Penetración de importaciones en el entramado productivo: a mayor penetración, más elevado coeficiente de pass-through. En Argentina la penetración de las importaciones es muy elevada, por lo cual el coeficiente de pass-through tiende a ser muy alto. En nuestro país más del 80% de las importaciones son insumos y bienes de capital para el sector industrial. En 2012 el sector industrial tuvo una balanza comercial negativa de          –USD24.000 MM, lo cual es el doble del superávit comercial de toda la economía (USD12.000 MM). Esta situación se agrava con el déficit comercial energético. Mayor devaluación implica también mayor déficit fiscal, más emisión y más inflación. 

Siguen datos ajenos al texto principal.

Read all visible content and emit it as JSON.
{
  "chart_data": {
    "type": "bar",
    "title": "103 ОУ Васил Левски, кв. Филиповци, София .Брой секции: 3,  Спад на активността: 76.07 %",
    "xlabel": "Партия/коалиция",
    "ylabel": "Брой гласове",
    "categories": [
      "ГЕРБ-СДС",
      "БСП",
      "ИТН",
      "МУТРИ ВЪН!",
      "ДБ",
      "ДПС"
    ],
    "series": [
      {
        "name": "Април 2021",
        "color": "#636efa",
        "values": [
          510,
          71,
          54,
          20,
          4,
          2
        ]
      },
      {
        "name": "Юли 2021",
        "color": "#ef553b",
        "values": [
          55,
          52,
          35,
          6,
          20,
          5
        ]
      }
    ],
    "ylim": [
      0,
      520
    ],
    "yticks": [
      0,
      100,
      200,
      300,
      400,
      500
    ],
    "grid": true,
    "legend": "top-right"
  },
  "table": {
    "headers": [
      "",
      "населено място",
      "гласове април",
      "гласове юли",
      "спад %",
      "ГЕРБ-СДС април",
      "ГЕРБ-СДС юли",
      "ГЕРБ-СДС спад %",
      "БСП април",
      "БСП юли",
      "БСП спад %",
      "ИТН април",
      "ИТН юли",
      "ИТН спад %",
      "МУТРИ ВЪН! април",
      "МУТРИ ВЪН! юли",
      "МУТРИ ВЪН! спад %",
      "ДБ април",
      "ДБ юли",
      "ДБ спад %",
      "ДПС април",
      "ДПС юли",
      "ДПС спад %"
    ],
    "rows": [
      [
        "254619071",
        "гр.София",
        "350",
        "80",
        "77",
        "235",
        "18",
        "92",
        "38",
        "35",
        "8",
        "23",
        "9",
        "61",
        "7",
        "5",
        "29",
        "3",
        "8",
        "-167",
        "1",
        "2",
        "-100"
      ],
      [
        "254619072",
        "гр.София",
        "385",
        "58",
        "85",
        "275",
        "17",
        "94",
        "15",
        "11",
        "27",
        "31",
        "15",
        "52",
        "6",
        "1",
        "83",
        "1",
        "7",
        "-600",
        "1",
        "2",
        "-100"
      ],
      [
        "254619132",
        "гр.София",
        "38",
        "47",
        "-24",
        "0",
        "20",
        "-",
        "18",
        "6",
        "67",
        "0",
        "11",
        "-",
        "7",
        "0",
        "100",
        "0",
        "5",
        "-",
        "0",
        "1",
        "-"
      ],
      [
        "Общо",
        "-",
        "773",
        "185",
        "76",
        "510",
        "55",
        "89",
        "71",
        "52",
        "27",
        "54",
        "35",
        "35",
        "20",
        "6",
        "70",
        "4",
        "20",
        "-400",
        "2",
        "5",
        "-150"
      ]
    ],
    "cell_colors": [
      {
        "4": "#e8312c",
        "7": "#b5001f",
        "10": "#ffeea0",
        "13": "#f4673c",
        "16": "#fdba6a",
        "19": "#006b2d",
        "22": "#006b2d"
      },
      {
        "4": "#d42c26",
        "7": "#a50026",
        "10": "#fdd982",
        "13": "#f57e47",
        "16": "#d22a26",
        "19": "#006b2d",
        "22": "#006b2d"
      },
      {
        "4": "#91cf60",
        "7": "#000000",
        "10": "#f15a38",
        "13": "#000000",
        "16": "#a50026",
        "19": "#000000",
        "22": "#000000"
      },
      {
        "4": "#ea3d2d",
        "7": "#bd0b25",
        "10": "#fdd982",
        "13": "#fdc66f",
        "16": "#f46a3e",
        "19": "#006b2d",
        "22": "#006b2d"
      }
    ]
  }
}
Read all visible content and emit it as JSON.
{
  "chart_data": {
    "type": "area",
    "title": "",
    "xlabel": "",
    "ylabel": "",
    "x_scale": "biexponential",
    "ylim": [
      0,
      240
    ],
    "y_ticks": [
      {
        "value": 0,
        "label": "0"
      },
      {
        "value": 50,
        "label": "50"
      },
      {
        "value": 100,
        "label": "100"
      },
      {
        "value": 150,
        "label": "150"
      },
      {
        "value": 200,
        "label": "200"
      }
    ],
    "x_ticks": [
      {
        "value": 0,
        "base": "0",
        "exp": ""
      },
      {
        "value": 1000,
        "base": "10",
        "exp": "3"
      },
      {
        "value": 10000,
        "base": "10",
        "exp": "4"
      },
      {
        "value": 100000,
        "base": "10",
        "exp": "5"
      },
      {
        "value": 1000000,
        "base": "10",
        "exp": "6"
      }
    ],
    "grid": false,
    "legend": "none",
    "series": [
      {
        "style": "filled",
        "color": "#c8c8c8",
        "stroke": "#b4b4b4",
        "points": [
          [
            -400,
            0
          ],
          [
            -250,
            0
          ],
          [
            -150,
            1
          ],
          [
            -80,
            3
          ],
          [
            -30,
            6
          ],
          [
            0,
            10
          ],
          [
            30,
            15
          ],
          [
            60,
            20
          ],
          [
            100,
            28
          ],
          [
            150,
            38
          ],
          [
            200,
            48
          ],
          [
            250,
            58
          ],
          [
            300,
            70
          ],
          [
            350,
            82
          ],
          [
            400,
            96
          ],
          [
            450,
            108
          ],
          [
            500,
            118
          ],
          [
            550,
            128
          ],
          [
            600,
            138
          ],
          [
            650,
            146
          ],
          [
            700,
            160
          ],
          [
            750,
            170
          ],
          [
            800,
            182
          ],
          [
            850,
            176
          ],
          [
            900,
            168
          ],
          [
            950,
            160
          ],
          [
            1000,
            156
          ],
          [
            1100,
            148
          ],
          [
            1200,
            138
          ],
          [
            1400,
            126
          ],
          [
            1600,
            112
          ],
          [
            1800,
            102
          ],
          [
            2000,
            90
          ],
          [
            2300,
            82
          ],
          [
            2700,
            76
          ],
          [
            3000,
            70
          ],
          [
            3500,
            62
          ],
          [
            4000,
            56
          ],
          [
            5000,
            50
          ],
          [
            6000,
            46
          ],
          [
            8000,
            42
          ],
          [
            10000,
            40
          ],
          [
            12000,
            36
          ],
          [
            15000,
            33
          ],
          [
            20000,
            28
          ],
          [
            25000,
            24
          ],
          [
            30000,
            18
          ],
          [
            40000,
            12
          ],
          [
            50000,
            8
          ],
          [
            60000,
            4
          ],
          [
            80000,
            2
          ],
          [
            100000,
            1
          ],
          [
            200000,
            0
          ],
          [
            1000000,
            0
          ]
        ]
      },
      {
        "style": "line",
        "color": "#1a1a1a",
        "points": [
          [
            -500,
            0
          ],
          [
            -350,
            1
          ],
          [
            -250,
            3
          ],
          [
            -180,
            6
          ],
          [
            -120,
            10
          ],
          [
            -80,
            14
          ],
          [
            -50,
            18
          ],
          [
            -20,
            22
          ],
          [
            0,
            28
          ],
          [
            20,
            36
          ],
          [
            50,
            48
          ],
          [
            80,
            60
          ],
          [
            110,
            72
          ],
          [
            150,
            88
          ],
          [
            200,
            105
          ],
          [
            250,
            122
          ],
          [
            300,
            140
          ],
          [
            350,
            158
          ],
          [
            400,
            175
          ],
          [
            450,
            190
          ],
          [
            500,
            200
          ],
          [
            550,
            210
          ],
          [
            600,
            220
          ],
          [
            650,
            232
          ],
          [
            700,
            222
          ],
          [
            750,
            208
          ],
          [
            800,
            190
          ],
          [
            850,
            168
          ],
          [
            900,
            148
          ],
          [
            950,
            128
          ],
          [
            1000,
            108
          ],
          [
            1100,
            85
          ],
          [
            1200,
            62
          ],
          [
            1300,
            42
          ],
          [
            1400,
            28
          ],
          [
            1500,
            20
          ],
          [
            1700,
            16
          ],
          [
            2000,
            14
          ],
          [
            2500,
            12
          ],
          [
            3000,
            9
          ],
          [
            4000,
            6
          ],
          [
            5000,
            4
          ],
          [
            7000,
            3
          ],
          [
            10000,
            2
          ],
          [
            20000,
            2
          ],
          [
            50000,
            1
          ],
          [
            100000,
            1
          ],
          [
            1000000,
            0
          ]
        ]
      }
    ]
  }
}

Utilización de la capacidad instalada: a mayar utilización de la capacidad, mayor coeficiente de pass-through y más rápido traspaso de la devaluación a precios. Por el contrario, con baja utilización de la capacidad instalada, las empresas tienden a asumir el costo a fin de no perder participación en el mercado dado que la demanda interna se encuentra contraída. Hoy por hoy, la economía argentina se encuentra en torno al pleno empleo de sus recursos productivos. La tasa de desempleo se ubicaría cerca del 7%/8% mientras que la utilización de la capacidad instalada (promedio) de la industria se encuentra próxima al 75%. En este escenario, un ajuste del tipo cambio generaría en mayor medida un aumento de los precios (inflación) que de cantidades (mayor nivel de actividad). En pocas palabras, este factor tiende a contribuir a un pass-through elevado en Argentina.  

Expectativas de inflación: la teoría económica es clara y contundente. A mayores expectativas de inflación, más inflación. En palabras sencillas, si la gente piensa que va a haber inflación, terminará habiendo inflación; más con devaluación del tipo de cambio. 

En pocas palabras, la actual aceleración devaluatoria del tipo de cambio se trasladaría a rápidamente precios, acelerando las presiones inflacionarias en el mediano plazo. En definitiva, la inflación cada vez se acercará más al 30% y estará más lejos del 20%.